With nearly 40% of the S&P 500’s value linked to major tech players like Nvidia, Microsoft, and Alphabet, some investors are reconsidering the balance of their portfolios. Experts caution that many may be unwittingly overexposed to tech. Jon Ulin from Ulin & Co Wealth Management emphasized the importance of not reacting impulsively to market noise while also undertaking portfolio reviews during turbulent times. He advocates reallocating investments to other sectors such as materials, energy, infrastructure, industrials, healthcare, and consumer staples.
Craig Johnson, chief market technician at Piper Sandler, recently downgraded his rating of the technology sector from “overweight” to “neutral,” reflecting a decision to lean less on technological investments. Instead, he remains optimistic about sectors like energy, which have shown resilience, suggesting that a broader market rotation may take place as investors seek refuge from volatility in tech.

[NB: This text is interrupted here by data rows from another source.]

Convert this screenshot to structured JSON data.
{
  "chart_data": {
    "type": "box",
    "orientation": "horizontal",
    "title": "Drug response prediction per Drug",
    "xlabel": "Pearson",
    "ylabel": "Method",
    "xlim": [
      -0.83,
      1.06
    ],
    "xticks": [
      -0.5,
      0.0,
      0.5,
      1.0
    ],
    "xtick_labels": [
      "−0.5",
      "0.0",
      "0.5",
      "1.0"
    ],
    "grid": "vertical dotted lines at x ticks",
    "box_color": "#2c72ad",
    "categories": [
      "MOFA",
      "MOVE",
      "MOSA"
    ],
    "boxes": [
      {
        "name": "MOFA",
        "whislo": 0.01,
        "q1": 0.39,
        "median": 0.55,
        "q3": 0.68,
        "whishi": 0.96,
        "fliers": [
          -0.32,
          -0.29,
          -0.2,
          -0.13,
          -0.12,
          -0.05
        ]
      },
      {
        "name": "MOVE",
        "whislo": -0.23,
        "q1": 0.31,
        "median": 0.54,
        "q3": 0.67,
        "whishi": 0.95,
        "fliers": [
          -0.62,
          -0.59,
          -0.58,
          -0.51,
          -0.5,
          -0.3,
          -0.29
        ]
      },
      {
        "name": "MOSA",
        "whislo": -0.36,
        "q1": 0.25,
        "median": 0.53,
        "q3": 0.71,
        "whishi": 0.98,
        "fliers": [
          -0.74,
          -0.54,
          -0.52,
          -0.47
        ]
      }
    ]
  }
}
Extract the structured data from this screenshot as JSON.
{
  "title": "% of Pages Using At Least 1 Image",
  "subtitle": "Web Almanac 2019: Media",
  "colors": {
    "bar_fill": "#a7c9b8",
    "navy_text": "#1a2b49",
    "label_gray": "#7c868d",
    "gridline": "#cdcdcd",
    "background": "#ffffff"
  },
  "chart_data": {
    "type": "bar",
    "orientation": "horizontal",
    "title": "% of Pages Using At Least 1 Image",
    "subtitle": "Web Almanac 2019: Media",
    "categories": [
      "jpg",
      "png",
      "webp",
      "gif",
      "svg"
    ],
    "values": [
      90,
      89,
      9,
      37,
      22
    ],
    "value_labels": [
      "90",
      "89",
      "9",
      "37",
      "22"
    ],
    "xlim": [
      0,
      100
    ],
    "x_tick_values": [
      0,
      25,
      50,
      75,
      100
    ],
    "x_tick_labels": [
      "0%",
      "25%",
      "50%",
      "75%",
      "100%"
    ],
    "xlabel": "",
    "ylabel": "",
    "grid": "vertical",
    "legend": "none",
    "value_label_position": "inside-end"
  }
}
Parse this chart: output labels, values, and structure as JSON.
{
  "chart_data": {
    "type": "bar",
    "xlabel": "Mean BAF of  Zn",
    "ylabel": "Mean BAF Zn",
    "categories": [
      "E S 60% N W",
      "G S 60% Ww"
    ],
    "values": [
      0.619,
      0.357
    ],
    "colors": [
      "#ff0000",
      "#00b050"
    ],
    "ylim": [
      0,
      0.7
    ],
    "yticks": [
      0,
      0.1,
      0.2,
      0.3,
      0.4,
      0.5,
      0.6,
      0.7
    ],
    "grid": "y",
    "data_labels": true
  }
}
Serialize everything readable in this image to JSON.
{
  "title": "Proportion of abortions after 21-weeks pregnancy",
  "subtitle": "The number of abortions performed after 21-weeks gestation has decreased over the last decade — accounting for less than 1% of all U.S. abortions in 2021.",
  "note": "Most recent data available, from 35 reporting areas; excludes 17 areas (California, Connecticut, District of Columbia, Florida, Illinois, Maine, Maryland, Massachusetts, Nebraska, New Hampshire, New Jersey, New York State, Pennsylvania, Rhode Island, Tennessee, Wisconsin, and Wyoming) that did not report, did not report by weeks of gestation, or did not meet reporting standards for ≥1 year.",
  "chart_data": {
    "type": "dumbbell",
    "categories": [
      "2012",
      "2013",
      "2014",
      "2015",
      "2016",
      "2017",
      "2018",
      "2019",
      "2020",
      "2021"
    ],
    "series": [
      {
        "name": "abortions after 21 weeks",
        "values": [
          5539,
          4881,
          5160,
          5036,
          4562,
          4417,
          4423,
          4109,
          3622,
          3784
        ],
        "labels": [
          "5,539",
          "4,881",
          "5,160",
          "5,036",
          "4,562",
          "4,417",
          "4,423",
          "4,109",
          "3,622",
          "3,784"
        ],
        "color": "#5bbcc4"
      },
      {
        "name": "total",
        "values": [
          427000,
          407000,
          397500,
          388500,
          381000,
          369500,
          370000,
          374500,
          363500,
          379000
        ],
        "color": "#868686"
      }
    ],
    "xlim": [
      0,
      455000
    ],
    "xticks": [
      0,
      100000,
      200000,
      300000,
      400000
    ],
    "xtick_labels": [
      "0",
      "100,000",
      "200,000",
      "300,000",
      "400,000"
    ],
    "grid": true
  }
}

So far this year, energy, materials, and consumer staples are leading the S&P 500, while sectors like tech and financials lag behind. A popular exchange-traded fund tracking energy has surged by 25%, contrasting sharply with a tech sector ETF that is down roughly 3.6%.
Uncertainty around AI remains palpable, with analysts divided on whether the worst is over. Investment strategies may depend on individual financial goals, but there are methods to navigate through heightened volatility. Portfolio manager Jed Ellerbroek from Argent Capital Management cautioned about rising fears regarding AI’s influence on the market and advocated for a well-diversified investment strategy.
Rebalancing portfolios, particularly through index options like the equal-weighted S&P 500—which minimizes the influence of major tech drops—could be a prudent approach, as it has outperformed the traditional S&P 500 thus far. Additionally, increasing exposure to international markets may further enhance returns, especially since European and Asian markets have demonstrated superior performance in 2025.
During these times of uncertainty, maintaining a focus on long-term investment strategies rather than getting swept up in daily market fluctuations is crucial. Wealth manager Johan Strand from Badgley Phelps emphasizes the importance of diversification and suggests that while market sentiment may be negative currently, he remains optimistic about the potential for a bullish year in 2026.